Il suffit dès lors au demandeur de justifier qu’il a régulièrement saisi la commission préalable et que cette dernière a rendu une décision explicite ou implicite de rejet pour qu’il soit en droit d’en référer au juge judiciaire.

A contrario, la juridiction ne serait pas régulièrement saisie si le demandeur ne pouvait justifier d’un recours préalable devant la commission de recours amiable et, à tout le moins, d’une décision implicite de rejet.
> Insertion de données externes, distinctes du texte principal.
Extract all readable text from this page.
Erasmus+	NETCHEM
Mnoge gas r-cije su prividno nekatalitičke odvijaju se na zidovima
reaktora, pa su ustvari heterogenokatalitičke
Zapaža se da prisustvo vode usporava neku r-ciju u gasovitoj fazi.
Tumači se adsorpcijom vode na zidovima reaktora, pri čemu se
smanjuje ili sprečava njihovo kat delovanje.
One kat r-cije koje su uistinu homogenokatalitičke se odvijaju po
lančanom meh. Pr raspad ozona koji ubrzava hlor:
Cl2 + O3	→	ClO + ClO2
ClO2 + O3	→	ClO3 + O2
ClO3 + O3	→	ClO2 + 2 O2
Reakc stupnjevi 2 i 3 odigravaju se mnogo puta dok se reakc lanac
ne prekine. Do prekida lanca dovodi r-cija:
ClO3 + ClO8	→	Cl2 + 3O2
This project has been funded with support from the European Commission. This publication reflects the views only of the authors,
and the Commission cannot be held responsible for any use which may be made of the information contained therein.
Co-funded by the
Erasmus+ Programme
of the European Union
Cour d’appel, Bordeaux, Chambre sociale, 17 Octobre 2019 – n° 17/00912

C’est l’article R142-1 du code de la sécurité sociale qui impose la saisine de la commission de recours amiable de toute contestation, s’agissant d’une décision d’un organisme de sécurité sociale, et ceci préalablement à la saisine du tribunal : le non-respect de cette procédure préalable est sanctionné par l’irrecevabilité du recours devant le tribunal.

Cour d’appel, Aix-en-Provence, 4e et 8e chambres réunies, 16 Octobre 2019 – n° 17/13310

La recours formé directement devant le tribunal, sans que la commission de recours amiable n’ait été préalablement saisie, est irrecevable.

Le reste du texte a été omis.